Terra Nil makes no explicit statement about it. The game presents itself simply as a challenge of restoration. Implicit, however, is the means of restoration: the wind turbines, toxin scrubbers, irrigators, calcifiers, and all the other marvelous technologies that allow us to treat this devastated world as a whiteboard. And beyond that, there is the typically game-y approach of providing objectives to tick off on the way to 100% rewilding.
The latter is a paternalistic approach. It tells you that you need a certain volume of ecological diversity in each biome, with additional objectives of reaching certain thresholds for atmospheric temperature and humidity. In that, Terra Nil proves to be not so different from its genre stablemates. It’s less about environmental restoration and more about imposing a human sense of order on the natural world. That approach goes hand in hand with the method of restoration, which is entirely unnatural.
Technology is the solution, proposes Terra Nil. But we’ve heard that — and laughed at it — before. Offloading the responsibility of resolving social ills to expertise and the promise of future technology is tempting. However, in taking this approach, Terra Nil displays a technocratic underpinning. Technocracy is a form of government that places subject experts in control, and technology is increasingly viewed as an integral part of that. Viewed simply, it seems an ideal form of governance, divorced from career politicians and the influence of lobbyists, but it still runs into questions. What makes someone an expert? What knowledge do we prioritize? What consideration is there of the real-world effects of decisions based on theoretical understandings of science and social science?
In Terra Nil, those questions manifest in what you are doing to the environments. It’s restoration, yes, but who is to say that a wetland once existed where one does now? Who is to say that these animals are suited for this location?
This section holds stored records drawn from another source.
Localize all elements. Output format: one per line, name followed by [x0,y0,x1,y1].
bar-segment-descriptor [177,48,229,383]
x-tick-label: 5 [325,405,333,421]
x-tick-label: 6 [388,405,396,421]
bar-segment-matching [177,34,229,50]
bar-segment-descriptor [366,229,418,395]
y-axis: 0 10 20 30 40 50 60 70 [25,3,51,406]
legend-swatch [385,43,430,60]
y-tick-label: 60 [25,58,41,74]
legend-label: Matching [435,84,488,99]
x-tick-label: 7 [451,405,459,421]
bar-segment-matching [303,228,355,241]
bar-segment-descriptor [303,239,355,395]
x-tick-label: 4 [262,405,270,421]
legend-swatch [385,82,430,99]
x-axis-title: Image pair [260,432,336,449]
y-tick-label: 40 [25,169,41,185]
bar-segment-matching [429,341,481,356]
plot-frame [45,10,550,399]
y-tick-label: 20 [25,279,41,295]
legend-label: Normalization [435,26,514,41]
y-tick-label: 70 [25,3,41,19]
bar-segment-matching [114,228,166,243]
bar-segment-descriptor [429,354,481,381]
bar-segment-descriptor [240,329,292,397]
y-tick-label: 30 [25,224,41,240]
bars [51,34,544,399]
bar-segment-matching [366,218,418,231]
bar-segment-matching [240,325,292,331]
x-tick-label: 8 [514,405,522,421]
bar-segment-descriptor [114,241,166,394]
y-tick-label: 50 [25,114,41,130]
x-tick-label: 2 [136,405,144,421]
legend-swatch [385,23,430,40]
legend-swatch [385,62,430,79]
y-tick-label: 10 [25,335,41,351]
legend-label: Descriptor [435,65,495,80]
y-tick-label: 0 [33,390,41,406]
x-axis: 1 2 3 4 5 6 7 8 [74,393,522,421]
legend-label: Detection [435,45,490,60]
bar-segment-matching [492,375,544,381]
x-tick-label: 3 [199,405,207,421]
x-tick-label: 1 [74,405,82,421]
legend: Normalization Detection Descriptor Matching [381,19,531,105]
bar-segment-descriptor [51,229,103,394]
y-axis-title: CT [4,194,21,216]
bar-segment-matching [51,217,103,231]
Who is making the decisions that you are so dutifully carrying out? What makes them right?
It’s an uncomfortable reading of the game, to be sure. Those questions emerge from what’s not said, and the reason those things aren’t said is because of the controlled scope of Terra Nil — which absolutely is a good thing. Nevertheless, the game doesn’t exist in isolation. The moment it pulls back the curtain on its post-apocalyptic setting, it enters into more conversations than its cli-fi premise. And even though it is focused on solutions and giving cause for optimism, Terra Nil has shadows upon its hopefulness.